The reviews for Medicana Nursing and Rehab Center present a strongly polarized picture. A substantial portion of reviewers praise the facility for its outstanding rehabilitation and therapy services, naming therapists, PT/OT teams, and rehab directors who delivered rapid, measurable recovery. Many patients report exiting the facility with improved mobility within weeks, crediting compassionate, skilled therapists and a well-organized rehab program. Alongside therapy success stories, numerous reviews highlight individual clinical staff (RNs, CNAs) and support staff (housekeeping, business office) who provided attentive, respectful, and professional care. Several reviewers specifically called out staff by name as exemplary, and multiple accounts note smooth admissions and discharge coordination, helpful VA liaison work, and effective home-health planning after discharge.

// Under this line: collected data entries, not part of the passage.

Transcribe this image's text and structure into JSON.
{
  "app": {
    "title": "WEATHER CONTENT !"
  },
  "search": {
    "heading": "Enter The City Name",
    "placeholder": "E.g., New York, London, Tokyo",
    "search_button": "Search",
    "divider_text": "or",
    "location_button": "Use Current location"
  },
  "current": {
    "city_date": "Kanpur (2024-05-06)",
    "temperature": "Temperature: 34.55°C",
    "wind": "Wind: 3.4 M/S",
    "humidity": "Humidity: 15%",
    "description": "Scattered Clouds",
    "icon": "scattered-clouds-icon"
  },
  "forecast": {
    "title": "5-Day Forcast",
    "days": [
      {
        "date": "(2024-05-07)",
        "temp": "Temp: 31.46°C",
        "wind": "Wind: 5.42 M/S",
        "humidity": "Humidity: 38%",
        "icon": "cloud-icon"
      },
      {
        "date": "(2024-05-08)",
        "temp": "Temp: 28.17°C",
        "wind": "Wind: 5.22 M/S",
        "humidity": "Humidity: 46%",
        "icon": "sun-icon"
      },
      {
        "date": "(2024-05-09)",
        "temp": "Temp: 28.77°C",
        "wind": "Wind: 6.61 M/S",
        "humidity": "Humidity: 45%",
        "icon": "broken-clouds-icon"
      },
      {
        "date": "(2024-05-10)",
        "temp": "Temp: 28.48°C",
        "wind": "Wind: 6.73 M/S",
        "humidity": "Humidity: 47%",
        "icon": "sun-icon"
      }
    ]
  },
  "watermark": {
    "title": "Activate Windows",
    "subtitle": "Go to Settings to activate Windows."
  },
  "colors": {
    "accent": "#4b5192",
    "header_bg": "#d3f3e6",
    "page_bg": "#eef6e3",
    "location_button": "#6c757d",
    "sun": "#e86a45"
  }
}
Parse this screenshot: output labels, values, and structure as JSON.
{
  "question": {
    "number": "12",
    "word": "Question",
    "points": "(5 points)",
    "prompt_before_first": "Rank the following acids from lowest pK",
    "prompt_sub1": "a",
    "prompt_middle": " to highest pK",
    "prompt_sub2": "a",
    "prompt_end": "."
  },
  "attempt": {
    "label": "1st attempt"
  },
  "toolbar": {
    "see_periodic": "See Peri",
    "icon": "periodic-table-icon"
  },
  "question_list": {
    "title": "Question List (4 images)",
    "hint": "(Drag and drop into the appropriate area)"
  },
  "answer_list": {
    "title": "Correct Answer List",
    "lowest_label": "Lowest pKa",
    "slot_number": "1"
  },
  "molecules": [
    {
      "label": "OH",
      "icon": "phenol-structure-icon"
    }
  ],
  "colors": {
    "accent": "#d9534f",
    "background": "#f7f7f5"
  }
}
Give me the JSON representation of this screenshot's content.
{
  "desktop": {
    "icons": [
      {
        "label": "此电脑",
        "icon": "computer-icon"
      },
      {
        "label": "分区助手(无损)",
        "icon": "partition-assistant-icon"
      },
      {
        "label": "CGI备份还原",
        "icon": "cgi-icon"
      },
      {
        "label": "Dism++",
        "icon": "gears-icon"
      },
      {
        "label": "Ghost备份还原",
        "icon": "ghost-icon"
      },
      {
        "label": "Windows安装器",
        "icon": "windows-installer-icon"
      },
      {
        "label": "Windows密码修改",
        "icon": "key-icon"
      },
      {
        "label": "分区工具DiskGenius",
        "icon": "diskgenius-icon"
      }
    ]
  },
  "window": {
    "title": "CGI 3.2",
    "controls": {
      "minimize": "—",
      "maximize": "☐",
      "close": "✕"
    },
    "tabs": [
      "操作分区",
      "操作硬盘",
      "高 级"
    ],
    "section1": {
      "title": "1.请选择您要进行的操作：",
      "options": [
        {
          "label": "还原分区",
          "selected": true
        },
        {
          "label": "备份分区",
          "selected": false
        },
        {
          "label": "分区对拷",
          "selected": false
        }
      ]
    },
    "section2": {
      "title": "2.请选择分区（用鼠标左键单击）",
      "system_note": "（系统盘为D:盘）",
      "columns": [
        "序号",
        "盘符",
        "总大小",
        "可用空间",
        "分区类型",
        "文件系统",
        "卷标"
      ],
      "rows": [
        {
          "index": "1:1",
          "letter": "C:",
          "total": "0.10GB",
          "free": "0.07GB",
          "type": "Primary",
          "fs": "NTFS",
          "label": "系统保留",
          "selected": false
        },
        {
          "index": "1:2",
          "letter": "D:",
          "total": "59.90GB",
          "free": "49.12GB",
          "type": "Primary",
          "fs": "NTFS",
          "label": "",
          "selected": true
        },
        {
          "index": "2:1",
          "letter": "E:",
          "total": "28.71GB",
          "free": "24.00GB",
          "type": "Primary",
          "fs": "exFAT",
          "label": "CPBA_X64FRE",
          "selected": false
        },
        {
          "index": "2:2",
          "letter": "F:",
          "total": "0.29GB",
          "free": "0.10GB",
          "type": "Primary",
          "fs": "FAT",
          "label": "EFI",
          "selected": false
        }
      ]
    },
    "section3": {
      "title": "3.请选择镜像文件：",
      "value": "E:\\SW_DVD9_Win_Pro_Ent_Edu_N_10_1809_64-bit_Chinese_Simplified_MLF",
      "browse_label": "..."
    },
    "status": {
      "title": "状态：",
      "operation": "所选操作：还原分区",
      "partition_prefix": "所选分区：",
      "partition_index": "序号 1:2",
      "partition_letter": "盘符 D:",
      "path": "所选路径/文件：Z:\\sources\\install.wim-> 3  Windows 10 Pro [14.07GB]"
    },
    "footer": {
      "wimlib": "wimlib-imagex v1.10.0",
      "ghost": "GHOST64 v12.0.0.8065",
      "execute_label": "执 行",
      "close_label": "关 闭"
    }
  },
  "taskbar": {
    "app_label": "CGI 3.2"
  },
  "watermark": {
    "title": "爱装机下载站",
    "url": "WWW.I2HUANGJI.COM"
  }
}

Despite those strengths, there is a recurring and serious set of concerns around basic nursing care, staffing levels, cleanliness, and safety. Multiple reviewers described neglectful or inconsistent nursing attention: slow response to call buttons, ten-hour waits for pain medication, inadequate repositioning of bedridden residents, untreated pressure sores, and reports of residents being left in soiled linens or diapers. Several reports allege missing personal items, untrimmed nails, uncombed hair, and poor assistance with hearing aids or toileting. These accounts are frequently coupled with descriptions of understaffing and the need for families to hire private aides to secure acceptable daily care.
Facility conditions and infection-control/hygiene issues are repeatedly cited. While some residents describe the building as clean, many others report unacceptable odors (urine, bodily waste), dirty diapers left in hallways, insects, and generally poor sanitation in certain areas. Rooming arrangements are another pain point: multiple-bed rooms, shared toilets between several beds/rooms, and cramped small rooms create privacy and comfort challenges. These environmental problems amplify safety concerns, including fall risk and reported injuries. In a few reviews, residents or families made extreme allegations—accusing management of deceit, falsified positive reviews, and even suggesting state-board level investigations—indicating a subset of reviews with severe distrust toward leadership.
Food and activities receive mixed reviews. Several reviewers rated dining highly, praising daily menu selections, helpful dining staff, and specific meal service leaders. Others described the food as awful or bland. Activities programming is frequently commended for trips, games, parties, and live entertainment that engage residents, though some families reported minimal participation or understaffed activities. Overall, activity offerings exist and are meaningful for many residents, but implementation and resident engagement appear uneven.
Management and communication show a split theme. Many reviewers praise admissions and certain administrators or unit managers for being helpful and compassionate, while others call out unprofessional behavior from specific administrative personnel and a perceived corporate focus on revenue over patient welfare. Social work responsiveness is another mixed area: some families singled out social workers who were highly supportive, while others reported slow callbacks, miscommunication, or evasive responses that caused distress. Physician presence and medical oversight are inconsistent in reviews: several accounts note limited or no on-site doctor involvement and infrequent physician rounds, which contributes to families' unease about clinical management and discharge decisions.
Taken together, the reviews indicate that Medicana Nursing and Rehab Center provides very strong rehabilitation services and employs many dedicated, caring team members who achieve notable clinical improvements. However, there is a substantial and recurring set of complaints about inconsistent nursing care, staffing shortages, sanitation and safety lapses, and management communication. The pattern suggests a facility capable of delivering excellent outcomes in structured therapy settings and when specific staff are involved, but also vulnerable to variability in day-to-day skilled nursing care and environmental standards. Prospective residents and families would benefit from an in-person visit focused on nursing staffing levels, infection-control practices, room assignments and privacy, physician coverage, call-response times, and recent state inspection results. Meeting the nursing leadership, touring actual resident rooms, asking for current staffing ratios, and speaking with families of current long-term residents may help determine whether the facility's strengths align with a given resident's needs and whether the noted concerns have been addressed.